The yesterday's book meme, (interestingly first brought to my attention by both
quicktongue and
fpb who have never met, who live on separate continents, but whose conversation about books and history I would love to eavesdrop on) included a title that caused a bit of discussion on
fpb's page and prompted him to link to an article that I will excerpt part of here:
(Excerpted from: "The Bigot’s Opera" by Michael Linton
Copyright First Things, November 2003
http://www.firstthings.com/article.php3?id_article=544).
[The "Opera" in the article title refers the opera version of the story by Danish composer Poul Ruders]
"Although Atwood's story is a fantasy, she seeks to give it a sense of plausibility by basing it upon real elements of American fundamentalism. But she gets almost all of these wrong. Most fundamentalists aren't that interested in politics (much to the chagrin of some politicians). They are interested in the Rapture. Should cataclysmic disasters befall America, fundamentalists wouldn't rise up and seize the government. They would most likely be in a deep crisis of faith, since according to their most popular understanding of biblical prophecy, calamities like that shouldn’t happen, or at least the saved shouldn’t be there to endure them.
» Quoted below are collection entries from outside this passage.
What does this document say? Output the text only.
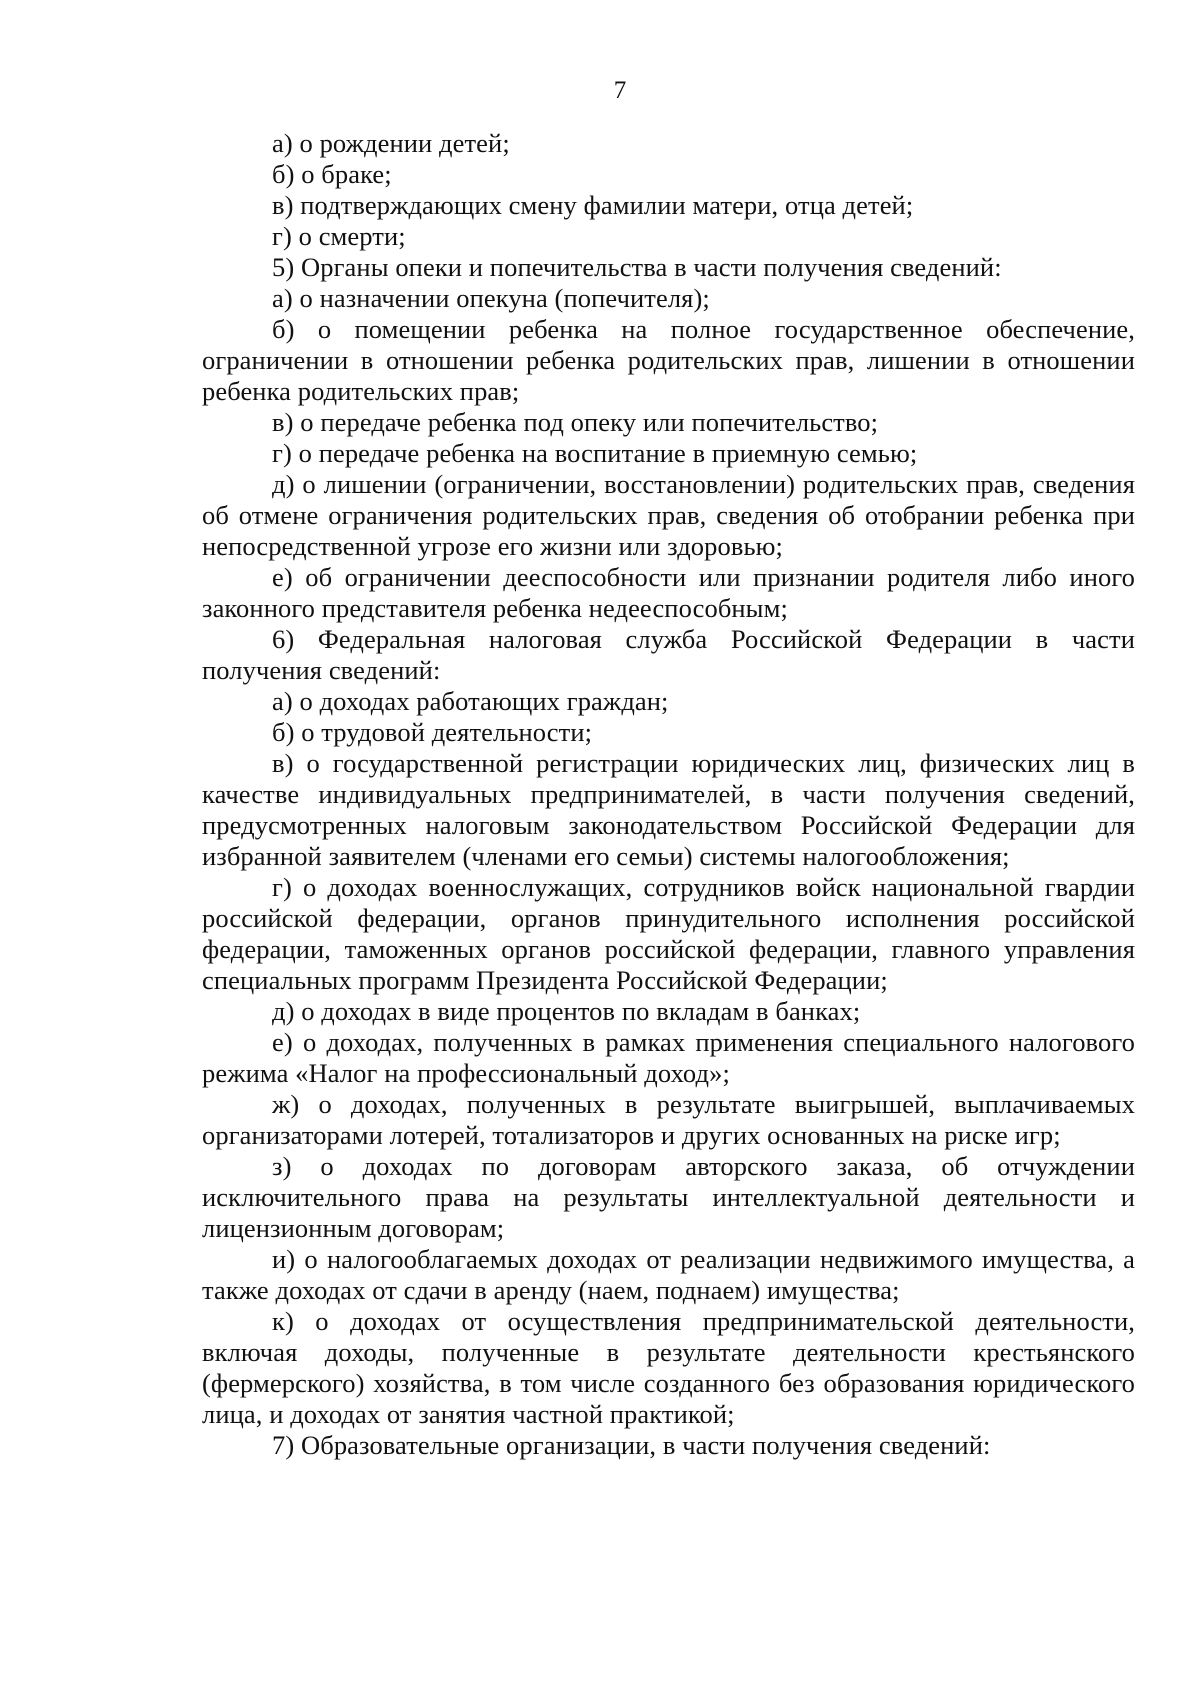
7

а) о рождении детей;

б) о браке;

в) подтверждающих смену фамилии матери, отца детей;

г) о смерти;

5) Органы опеки и попечительства в части получения сведений:

а) о назначении опекуна (попечителя);

б) о помещении ребенка на полное государственное обеспечение, ограничении в отношении ребенка родительских прав, лишении в отношении ребенка родительских прав;

в) о передаче ребенка под опеку или попечительство;

г) о передаче ребенка на воспитание в приемную семью;

д) о лишении (ограничении, восстановлении) родительских прав, сведения об отмене ограничения родительских прав, сведения об отобрании ребенка при непосредственной угрозе его жизни или здоровью;

е) об ограничении дееспособности или признании родителя либо иного законного представителя ребенка недееспособным;

6) Федеральная налоговая служба Российской Федерации в части получения сведений:

а) о доходах работающих граждан;

б) о трудовой деятельности;

в) о государственной регистрации юридических лиц, физических лиц в качестве индивидуальных предпринимателей, в части получения сведений, предусмотренных налоговым законодательством Российской Федерации для избранной заявителем (членами его семьи) системы налогообложения;

г) о доходах военнослужащих, сотрудников войск национальной гвардии российской федерации, органов принудительного исполнения российской федерации, таможенных органов российской федерации, главного управления специальных программ Президента Российской Федерации;

д) о доходах в виде процентов по вкладам в банках;

е) о доходах, полученных в рамках применения специального налогового режима «Налог на профессиональный доход»;

ж) о доходах, полученных в результате выигрышей, выплачиваемых организаторами лотерей, тотализаторов и других основанных на риске игр;

з) о доходах по договорам авторского заказа, об отчуждении исключительного права на результаты интеллектуальной деятельности и лицензионным договорам;

и) о налогооблагаемых доходах от реализации недвижимого имущества, а также доходах от сдачи в аренду (наем, поднаем) имущества;

к) о доходах от осуществления предпринимательской деятельности, включая доходы, полученные в результате деятельности крестьянского (фермерского) хозяйства, в том числе созданного без образования юридического лица, и доходах от занятия частной практикой;

7) Образовательные организации, в части получения сведений:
"Similarly out of joint is the notion that Rachel's example in Genesis 30 would be taken by fundamentalists as justification for concubinage. Anybody who reads Scripture-and fundamentalists read quite a lot of it-knows that Rachel's faithless desperation and Jacob's complicity in it sets off a domestic disaster, eventually resulting in the attempted murder of Joseph. It isn't a precedent to be followed. It's one to be avoided. And the notion that fundamentalist women would ever let their men run roughshod over them in the way suggested by The Handmaid's Tale shows that Atwood knows nothing about her subjects."
[snip a short discussion of the use of "Amazing Grace" in the opera and even shorter discussion of Marshall Field's endorsement of the Minnesota performance of the opera]
"Yet there’s something more troubling than Atwood's and Ruders', and apparently even Marshall Fields’, twisted view of fundamentalists. The real scandal that The Handmaid's Tale lays bare is the left's conviction that Christian fundamentalists lie outside the social contract of society. Norms of decency for dealing with other subcultures are apparently not applicable to treatment of fundamentalists. For the smart set, they are fair game. Diversity, tolerance, and respect for 'the other' have boundaries. Christian fundamentalism can be found on the other side.
"In a remarkable passage in the opera's program, Dale Johnson, the Minnesota Opera’s artistic director, writes that he sees The Handmaid's Tale as 'a warning of the effects of intolerance in all its forms. Intolerance dehumanizes people, forcing their humanity underground. The best art holds up a mirror to its audience, and The Handmaid’s Tale does that brilliantly using the operatic genre.' His comments echo those of Atwood when describing her story as a work about 'what happens when people condemn without understanding.' Precisely."
Michael Linton heads the division of composition and theory at the McClain School of Music at Middle Tennessee State University.